Is it really too much for me to ask all these people (boogaloo, Justin
Heyes-Jones) to produce evidence of harm?
Are you saying that when Rudi Fortson wrote this, below, he was
talking a load of cobblers. If so, I suppose I might as well throw his
book in the bin because, although he's written the premier UK law book
on illegal drugs, he clearly doesn't know what he's on about.

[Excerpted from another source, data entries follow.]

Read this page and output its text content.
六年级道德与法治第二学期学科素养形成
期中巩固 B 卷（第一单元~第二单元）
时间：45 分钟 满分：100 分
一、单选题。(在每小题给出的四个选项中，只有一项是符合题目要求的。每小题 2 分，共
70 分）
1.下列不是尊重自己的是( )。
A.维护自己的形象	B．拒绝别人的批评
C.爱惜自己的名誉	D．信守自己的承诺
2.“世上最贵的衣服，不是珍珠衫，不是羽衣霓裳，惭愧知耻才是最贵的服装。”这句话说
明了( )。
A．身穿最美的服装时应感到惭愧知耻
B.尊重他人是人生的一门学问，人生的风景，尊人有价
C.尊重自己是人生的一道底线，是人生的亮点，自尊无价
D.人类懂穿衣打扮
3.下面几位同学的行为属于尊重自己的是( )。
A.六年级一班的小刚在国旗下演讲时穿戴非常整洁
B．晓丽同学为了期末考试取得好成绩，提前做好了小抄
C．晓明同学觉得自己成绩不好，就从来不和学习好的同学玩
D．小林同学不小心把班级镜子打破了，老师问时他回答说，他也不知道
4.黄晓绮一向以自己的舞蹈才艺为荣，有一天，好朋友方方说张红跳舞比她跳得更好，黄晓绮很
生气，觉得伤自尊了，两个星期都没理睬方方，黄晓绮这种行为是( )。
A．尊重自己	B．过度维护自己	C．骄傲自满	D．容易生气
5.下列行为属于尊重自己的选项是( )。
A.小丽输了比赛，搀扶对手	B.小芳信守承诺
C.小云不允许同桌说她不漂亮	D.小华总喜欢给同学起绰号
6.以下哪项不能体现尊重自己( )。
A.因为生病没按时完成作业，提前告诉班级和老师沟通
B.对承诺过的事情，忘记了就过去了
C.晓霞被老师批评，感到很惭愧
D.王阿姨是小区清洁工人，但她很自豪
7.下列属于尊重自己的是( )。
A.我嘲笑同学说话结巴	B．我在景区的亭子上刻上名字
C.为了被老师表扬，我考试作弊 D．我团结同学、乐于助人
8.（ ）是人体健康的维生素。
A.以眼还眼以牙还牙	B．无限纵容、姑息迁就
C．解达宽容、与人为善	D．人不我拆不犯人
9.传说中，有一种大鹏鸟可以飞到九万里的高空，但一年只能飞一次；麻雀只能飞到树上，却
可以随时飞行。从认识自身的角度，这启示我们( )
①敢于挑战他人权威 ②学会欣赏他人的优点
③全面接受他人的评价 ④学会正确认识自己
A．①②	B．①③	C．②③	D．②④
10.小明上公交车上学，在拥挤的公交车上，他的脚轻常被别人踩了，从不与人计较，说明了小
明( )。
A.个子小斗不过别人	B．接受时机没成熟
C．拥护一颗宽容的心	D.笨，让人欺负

: (b) Classification should not be arbitrary
: This is particularly important where drugs are controlled on the basis
: that their misuse may have harmful effects sufficient to constitute a
: social problem. Drugs may or may not be fashionable to misuse. Those
: which are fashionable and meet the criteria, one would expect to see
: added to the list, and those ceasing to be so, deleted. Furthermore,
: it was presumably not the intention of the legislature to control
: drugs that demonstrably appealed only to an eccentric few and was
: likely to remain so. In those circumstances the abuse is contained and
: limited to an isolated group and therefore not likely to constitute a
: social problem. If flexibility is not maintained so that drugs are
: classified in keeping with current social and scientific opinion, then
: the courts are placed at a considerable disadvantage, at least on the
: question of sentence, believing the drugs in question to be more or
: less harmful than they really are.
Exactly how many regular users of 2C-B are there in the UK?
d) One thousand.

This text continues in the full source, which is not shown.